Last week at User Wizard, we hosted a panel discussion on empathy, and its meaning for us as UX and CX professionals. Our guest, Stoilka Krasteva, along with a few other participants, including Susanne Schmidt-Rauch, shared insights from their research on the topic. In this article, we summarize the learnings from this extremely fruitful discussion.

Few subjects in UX generate as much controversy as empathy. Don't get me wrong, the UX community is filled with emotionally intelligent people who demonstrate a fair amount of empathy on a daily basis. However, many of us struggle with the seemingly abusive use of the word empathy and the distorted picture it creates of the UX skillset. Let me explain…

I am empathetic, hence I am a good fit for UX work

If you’re new to UX or you are considering a career transition into this field, you will for sure have encountered this term in countless job description, course curriculum, UX portfolio and of course as the initial step of the Design Thinking process. It is not surprising that you may assimilate it as one of, if not the most important attribute of a UX professional. By attribute, I refer to a character trait, a born capacity, that makes you stand out from other human beings.

There is however a huge issue with this term, coined as a UX skill: it is fundamentally incompatible. To make my point, I would like to use the very definition of a skill, as we can find it in the Merriam-Webster dictionary: a skill is “the ability to use one's knowledge effectively and readily in execution or performance”. A skill (in a professional context) is something learned, trained, acquired, and not something one is born with. Furthermore, a skill can be demonstrated, applied, and often certified.

Now if you look-up the very definition of empathy in this dictionary, you will find that empathy, “was modeled on sympathy; it was coined in the early 20th century as a translation of the German Einfühlung (“feeling-in” or “feeling into”). First applied in contexts of philosophy, aesthetics, and psychology, empathy continues to have technical use in those fields that sympathy does not.”

As such, empathy refers to your ability, on an emotional level, to share the experience of another person. This may describe pretty well what you expect your role as a UXer to be: in fact, are we not supposed to understand what users of a product “feel, say and do”, as the famous UX artifact “empathy map” displays?

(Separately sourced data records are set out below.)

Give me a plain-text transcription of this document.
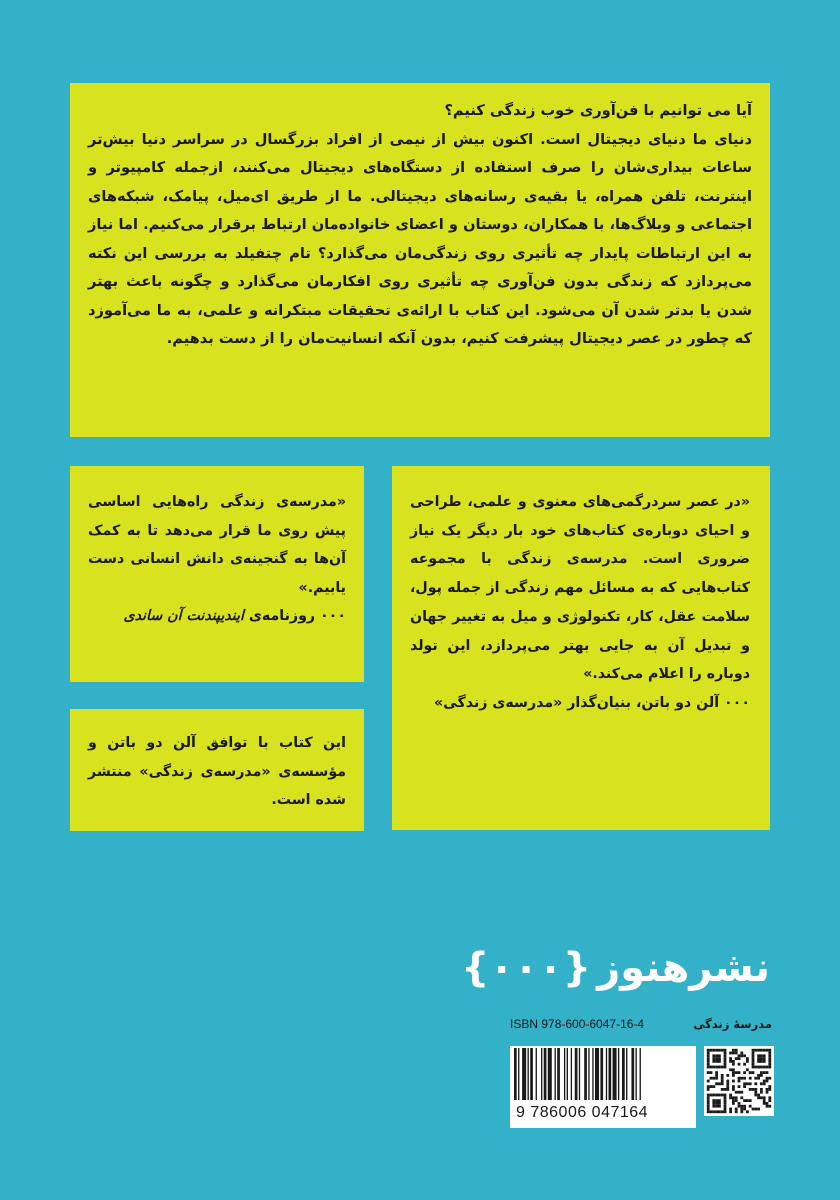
آیا می توانیم با فن‌آوری خوب زندگی کنیم؟
دنیای ما دنیای دیجیتال است. اکنون بیش از نیمی از افراد بزرگسال در سراسر دنیا بیش‌تر ساعات بیداری‌شان را صرف استفاده از دستگاه‌های دیجیتال می‌کنند، ازجمله کامپیوتر و اینترنت، تلفن همراه، یا بقیه‌ی رسانه‌های دیجیتالی. ما از طریق ای‌میل، پیامک، شبکه‌های اجتماعی و وبلاگ‌ها، با همکاران، دوستان و اعضای خانواده‌مان ارتباط برقرار می‌کنیم. اما نیاز به این ارتباطات پایدار چه تأثیری روی زندگی‌مان می‌گذارد؟ تام چتفیلد به بررسی این نکته می‌پردازد که زندگی بدون فن‌آوری چه تأثیری روی افکارمان می‌گذارد و چگونه باعث بهتر شدن یا بدتر شدن آن می‌شود. این کتاب با ارائه‌ی تحقیقات مبتکرانه و علمی، به ما می‌آموزد که چطور در عصر دیجیتال پیشرفت کنیم، بدون آنکه انسانیت‌مان را از دست بدهیم.
«در عصر سردرگمی‌های معنوی و علمی، طراحی و احیای دوباره‌ی کتاب‌های خود بار دیگر یک نیاز ضروری است. مدرسه‌ی زندگی با مجموعه کتاب‌هایی که به مسائل مهم زندگی از جمله پول، سلامت عقل، کار، تکنولوژی و میل به تغییر جهان و تبدیل آن به جایی بهتر می‌پردازد، این تولد دوباره را اعلام می‌کند.»
٠٠٠ آلن دو باتن، بنیان‌گذار «مدرسه‌ی زندگی»
«مدرسه‌ی زندگی راه‌هایی اساسی پیش روی ما قرار می‌دهد تا به کمک آن‌ها به گنجینه‌ی دانش انسانی دست یابیم.»
٠٠٠ روزنامه‌ی ایندیپندنت آن ساندی
این کتاب با توافق آلن دو باتن و مؤسسه‌ی «مدرسه‌ی زندگی» منتشر شده است.
نشرهنوز
{٠٠٠}
ISBN 978-600-6047-16-4	مدرسهٔ زندگی
9 786006 047164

Empathy or the ability to know where the shoe pinches

At this stage, you may still be wondering what to do about your ability to connect on an emotional level with others. After all, this is definitely a very positive attribute of your personality and cannot harm your career.

What if I told you that your empathy is not universal, as in applying to literally anyone, and in fact very limited to your very own experience? To expose this argument, I would like to refer to this excellent example Stoilka run us through. It takes its reference in a German saying that says, translated to English “knowing where the shoe pinches”. This could be a good definition of empathy in a UX environment. Being an empathetic UXer, you would be perfectly able to “put yourself in the shoes of your users.” And so did Stoilka, who with her shoe size 38 (US 7.5), imagined fitting the shoes of men, wearing size 43 (US 10). This men may show signs of discomfort or even feel pain, wearing these shoes. How shall a woman with much smaller feet experience this **pain the same way? This is a very caricatural but very insightful image as it illustrates the issue with so-called empathy. Empathy is very much tight to your own ability to assimilate, apprehend and “feel” the same as the person you empathise with.